NASA is now looking for a new mission for Kepler. This mission would use only two reaction wheels now that attempts to revive one of the failed wheels has not succeeded. Reaction wheels two and four had failed and the spacecraft needs at least three to operate normally. Engineering tests showed that one of the wheels was possibly viable but has now ended attempts to restore the wheel. NASA has concluded that the wheel is not healthy enough to continue the mission, therefore Kepler as we knew it is done and the mission will end. There is some good news though, NASA is looking for white papers to resume some level of science data collection using two reaction wheels and thrusters. This will not allow the spacecraft to resume normal pointing accuracy but may allow some new, slightly different mission to be executed.
The diagram to the left gives you an idea of how a new mission could work, allowing more error or drift on the pointing of the spacecraft. This is based on an early analysis by Ball Aerospace.

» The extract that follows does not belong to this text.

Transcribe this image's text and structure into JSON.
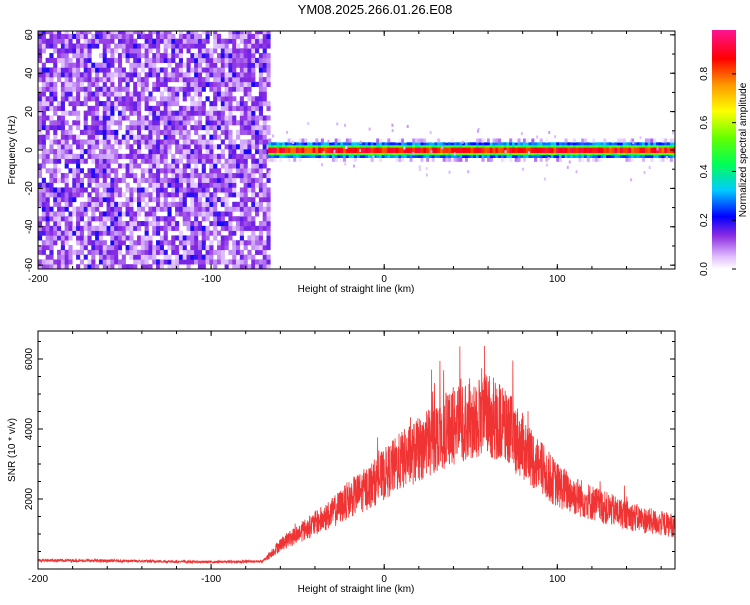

“At the beginning of our mission, no one knew if Earth-size planets were abundant in the galaxy. If they were rare, we might be alone,” said William Borucki, Kepler science principal investigator at NASA’s Ames Research Center in Moffett Field, Calif. “Now at the completion of Kepler observations, the data holds the answer to the question that inspired the mission: Are Earths in the habitable zone of stars like our sun common or rare?”
There is no other spacecraft capable of looking for planets the way Kepler did and we need to remember it was an outstanding success. Kepler had actually completed it’s normal mission life and was in an extended mission which took advantage of the fact that the spacecraft could still obtain good science data.